GeoArrow solves this problem for geospatial vector data, because it defines a language-independent, ABI-stable memory layout. So you can safely move memory between Python/Rust/C just by exchanging pointer information.

But it's very useful to be able to share large spatial data, declare that the data is already spatially ordered, and share a spatial index, all at no cost.

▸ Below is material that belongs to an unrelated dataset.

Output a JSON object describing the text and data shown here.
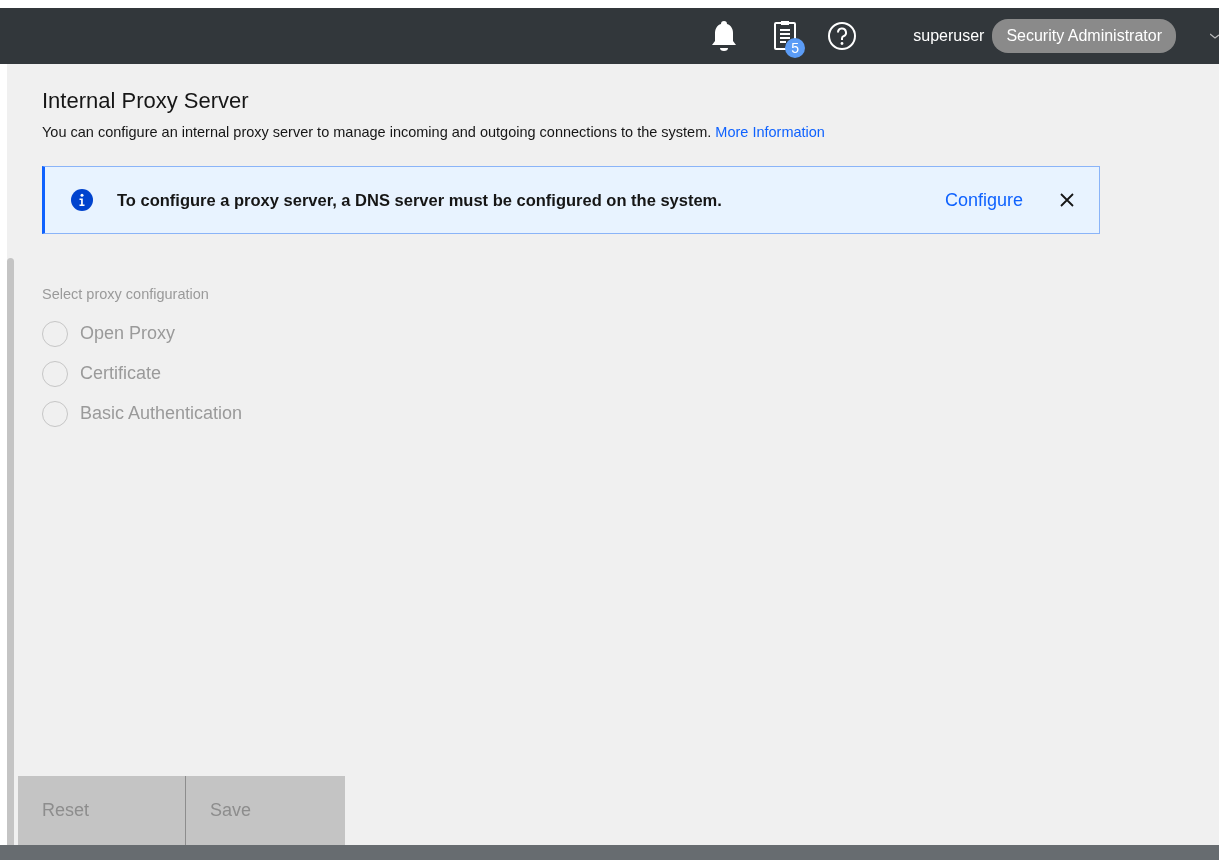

Currently, this library is used under the hood in geoarrow-rs to speed up boolean operations and spatial joins. But over a medium-term time horizon, I believe that exposing the raw index data will enable exciting FFI use cases that are presently impossible.

Future work

Benchmarks

This is just one benchmark; I recommend benchmarking with your own data, but this indicates construction is ~2x faster than rstar and search is ~33% faster.

cargo bench --bench rtree
construction (geo-index, hilbert)
                        time:   [80.503 ms 80.891 ms 81.350 ms]
construction (geo-index, STRTree)
                        time:   [115.60 ms 116.52 ms 117.64 ms]
construction (geo-index, hilbert, f64 to f32, including casting)
                        time:   [86.409 ms 86.681 ms 86.984 ms]
construction (geo-index f32)
                        time:   [78.292 ms 78.393 ms 78.514 ms]
construction (rstar bulk)
                        time:   [158.48 ms 159.34 ms 160.29 ms]

search (flatbush)       time:   [115.97 µs 116.41 µs 116.86 µs]
search (flatbush STRTree)
                        time:   [115.85 µs 117.57 µs 118.95 µs]
search (flatbush f32)   time:   [113.04 µs 114.56 µs 115.99 µs]
search (rstar)          time:   [151.53 µs 153.62 µs 155.84 µs]

With the rayon feature, the sorting phase of the STRTree is faster:

cargo bench --bench rtree --features rayon
construction (geo-index, STRTree)
                        time:   [71.825 ms 72.099 ms 72.382 ms]
                        change: [-38.738% -38.125% -37.570%] (p = 0.00 < 0.05)
                        Performance has improved.